Edition 28 June 2019, by Benjamin Roberts
While on 6 June 2019, European leaders stood shoulder to shoulder commemorating the 75th anniversary of the D-Day landing on the beaches of Normandy, at home each European nation honored its national heroes that stood up against the atrocities of the Nazi regime, including the Holocaust in Europe. However, only two months earlier, the Dutch Center for Information and Documentation Israel (CIDI) reported for the year 2018 a 19% increase in antisemitic incidents compared to the previous year.
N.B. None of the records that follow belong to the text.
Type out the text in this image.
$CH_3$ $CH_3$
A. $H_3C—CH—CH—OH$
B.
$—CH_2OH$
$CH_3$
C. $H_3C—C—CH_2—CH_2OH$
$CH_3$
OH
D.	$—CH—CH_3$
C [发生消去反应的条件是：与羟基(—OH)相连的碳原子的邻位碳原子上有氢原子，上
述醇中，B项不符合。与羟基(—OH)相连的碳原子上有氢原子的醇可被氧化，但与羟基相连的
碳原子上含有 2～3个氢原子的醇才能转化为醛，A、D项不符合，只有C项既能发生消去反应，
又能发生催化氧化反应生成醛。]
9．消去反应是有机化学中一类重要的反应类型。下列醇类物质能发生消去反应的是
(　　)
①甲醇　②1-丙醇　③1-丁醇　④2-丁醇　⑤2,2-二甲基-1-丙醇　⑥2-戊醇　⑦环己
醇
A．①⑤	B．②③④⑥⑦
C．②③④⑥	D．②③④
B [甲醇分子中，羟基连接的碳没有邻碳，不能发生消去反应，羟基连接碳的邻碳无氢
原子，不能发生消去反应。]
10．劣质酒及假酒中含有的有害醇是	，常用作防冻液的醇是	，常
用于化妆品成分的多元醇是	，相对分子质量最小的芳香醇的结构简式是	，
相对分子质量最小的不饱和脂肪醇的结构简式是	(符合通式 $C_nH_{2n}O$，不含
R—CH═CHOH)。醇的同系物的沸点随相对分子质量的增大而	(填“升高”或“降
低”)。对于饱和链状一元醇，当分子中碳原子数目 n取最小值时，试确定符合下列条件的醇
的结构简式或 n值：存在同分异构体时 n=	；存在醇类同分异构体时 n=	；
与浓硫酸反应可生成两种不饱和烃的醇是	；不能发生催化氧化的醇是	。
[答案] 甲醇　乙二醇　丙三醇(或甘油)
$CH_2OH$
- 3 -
According to CIDI, a total of 135 cases of antisemitism were reported in the Netherlands, mostly involving name-calling by schoolchildren, in the workplace and between neighbors. One of incidents included a Jewish child at school who was told in a group app that “All Jews should die” and “Go back to the gas chamber”. The Netherlands is not the only country in Europe experiencing a rise in antisemitism. The United Kingdom, France, and Germany have also reported more antisemitic incidents than in previous years. In May 2019, Felix Klein, the German government’s senior advisor on antisemitism, told journalists, “I cannot advise Jews to wear the kippah everywhere all the time in Germany”.
Contrary to the antisemitism of the 1930s and 1940s, the anti-Jewish sentiment in Europe today is not of the same caliber. For one, the word “Jew” is often used as a derogative, and according to the CIDI, school kids use the word not fully understanding its connotation and what happened in the Second World War. According to a scientific study conducted by the Verwey Jonker Institute in 2015, modern antisemitism in the Netherlands is not directed at the Jewish faith and Dutch Jews specifically, but more as a reaction towards the state of Israel and its suppression of Palestinians in the occupied territories. Since the state of Israel was founded in 1948, western European governments have often unconditionally supported Israel and turned a blind eye to their treatment of the Palestinian minority, who were often forced from their homes and had to live as second-rate citizens. In the Netherlands, when schoolchildren call Jewish children names, often the name callers don’t understand the exact meaning, and are only repeating what they heard from their parents while watching the evening news.
According to the Dutch historian Remco Ensel of the Radboud University in Nijmegen, who together with Evelien Gans published The Holocaust, Israel, and ‘the Jew’. Histories of Antisemitism in Postwar Dutch Society (2017), antisemitic language today is not as blatant as it was in the 1930s. Ensel argues anti-Jewish sentiment is often expressed in subliminal code language: “People don’t directly make unpleasant remarks about Jews, but they use businessman and philanthropist George Soros as a scapegoat”, and suggest, for example, there is an international conspiracy of Jews that want to take over the world.
According to Ensel and Gans’ research, 51% of Dutch Jews hear insinuations that the Israeli government act like Nazis in their treatment of the Palestinians, 34% of Dutch Jews are told that Jews are exploiting the Holocaust to their own advantage, and 34% of Dutch Jews hear that Jews have too much power. Before the Second World War, there were approximately 140,000 Jews living in the Netherlands, but 73% of Dutch Jews did not survive the Holocaust. Today there are roughly between 30,000 to 40,000 Jews living in the Netherlands, which is about the same as the number of American nationals living in the country. After the war, many Jews chose to shed their Jewish religion and customs and blend into mainstream Dutch society.
The CIDI hopes with its new report that the Dutch government will spend more money on educating young people about the consequences of antisemitism in the past and about the Holocaust. After hearing the reports of increased antisemitism, Rob Oudkerk, a Jewish former parliamentarian, decided to wear a kippah for five weeks and see if he experienced antisemitism. Oudkerk experienced various reactions, often depending on the location. In some areas of Amsterdam-West, with its predominantly Muslim population, the former Labor Party politician felt uneasy, but on other occasions, such as a visit to the fishing village of Urk, he was greeted with “shalom”. According to Oudkerk, the problem is partially an identity issue, and one that many Dutch Jews in the Netherlands struggle with. He encourages Jewish men to just wear their kippah and be proud of it.